By Victor Njoku
Brent crude has fallen to approximately $77 to $78 per barrel in the wake of a ceasefire agreement between the United States and Iran, and Nigeria’s petroleum retailers are pressing refiners, depot owners, and fuel importers to ensure ordinary consumers share in the windfall.
The Petroleum Products Retail Outlets Owners Association of Nigeria PETROAN at the weekend called for an immediate reduction in both ex-depot and retail pump prices, arguing that the current decline in global crude markets left no justification for maintaining elevated prices at the filling station.
“Market realities should be reflected in both ex-depot and retail pump prices to ensure fairness and economic relief for the public,” said Billy Gillis-Harry, PETROAN’s National President, in a statement issued in Abuja.
Gillis-Harry pointed to three converging factors behind the price softening: the ongoing implementation of the U.S.-Iran peace agreement, rising crude exports from the Middle East as the Strait of Hormuz gradually returns to normal operations, and growing concerns over weakening global oil demand. Together, he said, these dynamics pointed to a relatively stable to bearish market outlook in the near term.
Market analysts project Brent crude could trade between $75 and $82 per barrel in the coming week, while West Texas Intermediate WTI is expected to range from $72 to $79 per barrel, figures that PETROAN says should feed directly into lower costs along Nigeria’s downstream supply chain.

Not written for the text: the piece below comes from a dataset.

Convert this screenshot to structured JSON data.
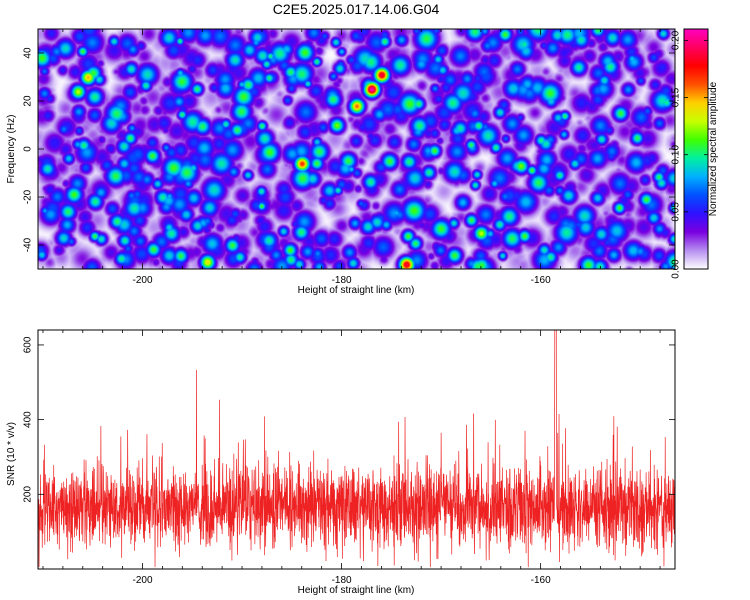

The PETROAN president was careful, however, to flag the risks that could unravel the current trend. A breakdown in peace negotiations, fresh supply disruptions, or unexpected production cuts by OPEC and its allies, he warned, could swiftly reverse the gains and push prices upward again.
Gillis-Harry also turned his attention to a jarring anomaly within the domestic market itself: in some instances, he said, the landing cost of imported petroleum products was proving lower than the prices being offered by Nigerian refiners, a situation he described as both surprising and unacceptable.
The revelation, he argued, underscored the urgent need for a more genuinely competitive downstream sector, and he called on the Nigerian Midstream and Downstream Petroleum Regulatory Authority NMDPRA to continue issuing import licences to qualified marketers without restriction.
“Competition remains one of the most effective mechanisms for driving efficiency, reducing costs, and protecting consumers,” Gillis-Harry said, maintaining that opening the market to more suppliers would naturally pressure all participants, domestic refiners included, to align their prices with prevailing market realities, discourage monopolistic tendencies, and guarantee Nigerians a steady and affordable supply of petroleum products.